The dashboard was launched Monday after weeks of the state not having county-specific data. It fills an information void at a time when vaccine supply is varied across the state and even in Northwest Georgia.
Last week, public health officials with the Northwest Health District told the Times Free Press the state was working on getting a data dashboard set up and running that would show a clearer picture of how many people were getting the vaccine in each county. Previously, the health district only had the total number of vaccines for all 10 counties combined.
Similar to how the state's COVID-19 dashboard is managed, the vaccine dashboard will be updated every day at 3 p.m.
Aside from publishing county-specific vaccine numbers, the dashboard has the total number of vaccines delivered to Georgia from the federal government, the percent of vaccines shipped that have been administered and the number of vaccines administered broken down by race and ethnicity at a state level. However, those numbers are not yet available at the county level.
Logan Boss, spokesperson for the Northwest Georgia Health District, said in an email this week the health district most likely will generate a monthly county-specific report that has a race and ethnicity breakdown but "will have limitations."
In Northwest Georgia, that kind of information is most prevalent in Whitfield County, where more than a third of the population identifies as Hispanic.

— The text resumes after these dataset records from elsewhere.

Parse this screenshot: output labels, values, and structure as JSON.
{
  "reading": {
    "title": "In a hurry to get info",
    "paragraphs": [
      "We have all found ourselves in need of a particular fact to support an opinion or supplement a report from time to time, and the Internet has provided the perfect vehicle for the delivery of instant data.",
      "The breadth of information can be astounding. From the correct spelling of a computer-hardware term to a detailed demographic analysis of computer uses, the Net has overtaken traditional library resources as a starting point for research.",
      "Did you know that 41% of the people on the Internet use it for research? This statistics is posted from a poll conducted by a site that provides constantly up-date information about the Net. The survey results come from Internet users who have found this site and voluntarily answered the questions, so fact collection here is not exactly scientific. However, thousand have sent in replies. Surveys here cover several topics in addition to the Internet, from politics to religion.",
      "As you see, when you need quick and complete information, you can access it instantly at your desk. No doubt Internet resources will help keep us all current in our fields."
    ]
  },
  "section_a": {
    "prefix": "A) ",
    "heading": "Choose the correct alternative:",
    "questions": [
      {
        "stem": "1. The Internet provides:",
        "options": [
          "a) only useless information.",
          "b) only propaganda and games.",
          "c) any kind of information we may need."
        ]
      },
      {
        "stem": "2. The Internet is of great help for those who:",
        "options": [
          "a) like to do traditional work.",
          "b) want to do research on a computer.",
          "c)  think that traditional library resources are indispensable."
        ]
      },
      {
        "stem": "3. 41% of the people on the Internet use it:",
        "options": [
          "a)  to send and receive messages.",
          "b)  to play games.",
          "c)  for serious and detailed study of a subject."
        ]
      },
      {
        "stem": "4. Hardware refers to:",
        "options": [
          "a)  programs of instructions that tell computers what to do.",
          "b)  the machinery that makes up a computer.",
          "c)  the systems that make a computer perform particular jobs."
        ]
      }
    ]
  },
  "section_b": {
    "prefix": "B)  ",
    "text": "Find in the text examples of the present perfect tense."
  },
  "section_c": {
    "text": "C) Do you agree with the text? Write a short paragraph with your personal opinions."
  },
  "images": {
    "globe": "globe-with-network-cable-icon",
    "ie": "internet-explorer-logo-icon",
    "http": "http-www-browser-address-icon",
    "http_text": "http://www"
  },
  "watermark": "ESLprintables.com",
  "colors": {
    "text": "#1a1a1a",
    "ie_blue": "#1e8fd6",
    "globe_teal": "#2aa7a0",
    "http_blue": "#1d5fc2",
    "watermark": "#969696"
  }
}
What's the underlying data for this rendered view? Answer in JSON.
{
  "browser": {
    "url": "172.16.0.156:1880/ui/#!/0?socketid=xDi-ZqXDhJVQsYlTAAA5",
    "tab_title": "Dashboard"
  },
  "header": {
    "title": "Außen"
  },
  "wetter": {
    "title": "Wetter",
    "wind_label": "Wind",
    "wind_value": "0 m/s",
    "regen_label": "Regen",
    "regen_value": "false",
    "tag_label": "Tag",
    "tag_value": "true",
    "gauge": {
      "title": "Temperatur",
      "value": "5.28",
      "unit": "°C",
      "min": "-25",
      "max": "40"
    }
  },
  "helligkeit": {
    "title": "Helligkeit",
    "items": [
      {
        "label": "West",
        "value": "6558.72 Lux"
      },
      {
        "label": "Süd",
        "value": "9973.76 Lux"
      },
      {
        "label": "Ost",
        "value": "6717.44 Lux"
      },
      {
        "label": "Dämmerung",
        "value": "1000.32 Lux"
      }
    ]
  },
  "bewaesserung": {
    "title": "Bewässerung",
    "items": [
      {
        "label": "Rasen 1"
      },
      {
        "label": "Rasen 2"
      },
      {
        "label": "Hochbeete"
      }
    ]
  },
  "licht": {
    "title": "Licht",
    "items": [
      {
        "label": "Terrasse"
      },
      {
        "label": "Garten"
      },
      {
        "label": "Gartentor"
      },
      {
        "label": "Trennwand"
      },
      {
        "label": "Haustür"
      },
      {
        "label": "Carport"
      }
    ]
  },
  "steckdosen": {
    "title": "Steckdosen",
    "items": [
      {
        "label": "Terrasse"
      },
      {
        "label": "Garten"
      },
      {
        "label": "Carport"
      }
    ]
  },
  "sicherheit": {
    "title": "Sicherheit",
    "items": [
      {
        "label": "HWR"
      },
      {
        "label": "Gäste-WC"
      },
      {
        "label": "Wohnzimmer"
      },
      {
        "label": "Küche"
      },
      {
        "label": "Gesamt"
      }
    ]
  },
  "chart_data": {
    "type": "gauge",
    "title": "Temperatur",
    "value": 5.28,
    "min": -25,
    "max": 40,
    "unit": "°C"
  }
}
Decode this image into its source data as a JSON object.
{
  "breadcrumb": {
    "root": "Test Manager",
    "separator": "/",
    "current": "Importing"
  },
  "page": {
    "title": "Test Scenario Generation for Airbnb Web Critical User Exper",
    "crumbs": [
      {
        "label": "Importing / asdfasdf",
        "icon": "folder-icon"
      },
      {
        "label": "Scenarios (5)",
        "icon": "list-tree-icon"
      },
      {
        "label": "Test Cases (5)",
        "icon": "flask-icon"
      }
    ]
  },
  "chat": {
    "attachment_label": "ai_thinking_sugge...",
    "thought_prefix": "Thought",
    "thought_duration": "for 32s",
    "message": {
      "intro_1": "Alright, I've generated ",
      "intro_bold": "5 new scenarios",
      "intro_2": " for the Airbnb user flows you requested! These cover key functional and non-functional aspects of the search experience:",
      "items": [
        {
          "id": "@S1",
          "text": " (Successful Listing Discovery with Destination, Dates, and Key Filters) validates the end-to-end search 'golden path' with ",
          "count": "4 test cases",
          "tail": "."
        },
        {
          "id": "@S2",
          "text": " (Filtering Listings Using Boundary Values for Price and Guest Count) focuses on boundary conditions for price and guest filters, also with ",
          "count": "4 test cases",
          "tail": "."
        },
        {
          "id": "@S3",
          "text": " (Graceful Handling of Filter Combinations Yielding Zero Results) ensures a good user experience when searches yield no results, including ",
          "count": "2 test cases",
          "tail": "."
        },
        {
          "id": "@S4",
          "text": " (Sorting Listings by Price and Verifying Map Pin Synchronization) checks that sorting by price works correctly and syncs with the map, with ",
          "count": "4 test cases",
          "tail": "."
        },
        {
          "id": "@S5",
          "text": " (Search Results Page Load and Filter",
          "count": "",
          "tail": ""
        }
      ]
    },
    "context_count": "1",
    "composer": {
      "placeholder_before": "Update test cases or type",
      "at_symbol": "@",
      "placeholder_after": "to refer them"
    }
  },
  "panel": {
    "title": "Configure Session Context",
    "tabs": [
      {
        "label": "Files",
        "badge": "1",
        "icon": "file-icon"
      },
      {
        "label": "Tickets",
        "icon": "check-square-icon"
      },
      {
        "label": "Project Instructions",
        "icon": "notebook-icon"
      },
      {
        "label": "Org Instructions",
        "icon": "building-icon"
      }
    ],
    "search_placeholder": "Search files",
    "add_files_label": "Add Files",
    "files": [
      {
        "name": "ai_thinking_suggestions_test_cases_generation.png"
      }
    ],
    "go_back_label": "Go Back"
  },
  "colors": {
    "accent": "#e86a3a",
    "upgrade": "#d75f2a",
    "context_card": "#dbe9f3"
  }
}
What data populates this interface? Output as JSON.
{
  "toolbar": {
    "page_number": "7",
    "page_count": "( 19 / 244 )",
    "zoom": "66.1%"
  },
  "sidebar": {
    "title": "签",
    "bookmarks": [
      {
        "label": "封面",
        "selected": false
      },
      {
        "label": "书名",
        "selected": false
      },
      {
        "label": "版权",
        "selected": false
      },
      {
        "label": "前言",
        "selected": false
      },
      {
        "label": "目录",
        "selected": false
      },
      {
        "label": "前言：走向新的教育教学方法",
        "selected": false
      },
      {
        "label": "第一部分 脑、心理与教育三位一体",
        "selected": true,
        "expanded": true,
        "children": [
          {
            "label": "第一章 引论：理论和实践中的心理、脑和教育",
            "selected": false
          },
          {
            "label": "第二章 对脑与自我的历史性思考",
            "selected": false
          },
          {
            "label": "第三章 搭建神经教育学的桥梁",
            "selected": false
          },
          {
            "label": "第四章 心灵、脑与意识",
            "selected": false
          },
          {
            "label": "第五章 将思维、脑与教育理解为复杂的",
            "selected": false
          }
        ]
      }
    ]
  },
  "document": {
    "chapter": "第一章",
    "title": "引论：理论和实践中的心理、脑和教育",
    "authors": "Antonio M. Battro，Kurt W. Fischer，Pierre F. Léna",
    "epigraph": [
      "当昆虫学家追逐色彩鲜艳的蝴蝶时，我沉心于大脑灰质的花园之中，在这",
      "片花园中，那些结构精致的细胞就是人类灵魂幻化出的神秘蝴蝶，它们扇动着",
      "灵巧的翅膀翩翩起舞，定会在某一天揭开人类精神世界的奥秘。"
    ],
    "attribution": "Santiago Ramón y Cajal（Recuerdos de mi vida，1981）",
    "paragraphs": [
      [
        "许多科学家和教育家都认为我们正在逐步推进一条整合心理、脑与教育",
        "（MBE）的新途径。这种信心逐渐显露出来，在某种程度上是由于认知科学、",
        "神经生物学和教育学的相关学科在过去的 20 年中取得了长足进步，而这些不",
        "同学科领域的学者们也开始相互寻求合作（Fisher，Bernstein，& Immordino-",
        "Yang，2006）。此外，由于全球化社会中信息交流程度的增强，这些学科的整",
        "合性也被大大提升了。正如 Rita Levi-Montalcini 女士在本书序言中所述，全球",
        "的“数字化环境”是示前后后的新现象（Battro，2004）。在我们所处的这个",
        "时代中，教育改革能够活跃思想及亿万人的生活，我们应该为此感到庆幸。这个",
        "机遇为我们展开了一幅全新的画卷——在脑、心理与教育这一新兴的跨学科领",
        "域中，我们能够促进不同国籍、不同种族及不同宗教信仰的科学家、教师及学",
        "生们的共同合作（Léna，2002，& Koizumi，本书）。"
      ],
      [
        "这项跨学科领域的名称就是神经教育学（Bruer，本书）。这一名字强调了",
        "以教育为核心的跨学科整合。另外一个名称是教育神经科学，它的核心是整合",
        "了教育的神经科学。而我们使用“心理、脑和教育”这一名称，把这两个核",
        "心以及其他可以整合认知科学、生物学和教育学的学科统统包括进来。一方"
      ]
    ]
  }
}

In the Chattanooga region, the pace of the COVID-19 vaccine campaign is improving as supplies are steadily increasing. Lines are moving faster, and more doses are going into arms. Despite some of the improvements, confusion and demand that far exceeds supply haven't waned.
Although each state has a vaccination plan, that information changes regularly, and in Georgia's case the information seems to be catching up to the public's desire for it.
Statewide, Georgia has administered more than 15,500 vaccines per 100,000 residents. That includes 10,777 first doses and about 4,400 second doses per 100,000 residents.
In Northwest Georgia, the seven counties in the Times Free Press' coverage area show an average of 16,065 doses per 100,000 residents, just over the state average.
Whitfield County is administering by far the most vaccines with 29,200 per 100,000 residents. That figure doesn't include the thousands of doses administered at the Dalton Convention Center through the partnership with the city and county.
Dade County also is administering well above state averages at 20,028 doses per 100,000.
Walker County has by far the lowest administration rate at 8,060 doses per 100,000 residents.
Murray County (11,746), Catoosa County (13,185) and Gordon County (14,093) are all below the state average, while Chattooga County (16,145) is slightly above it.
On Thursday afternoon, Gov. Brian Kemp announced the state will set up four mass vaccinations sites to help with demand in the metro Atlanta area and in Albany, Clarkesville and Macon.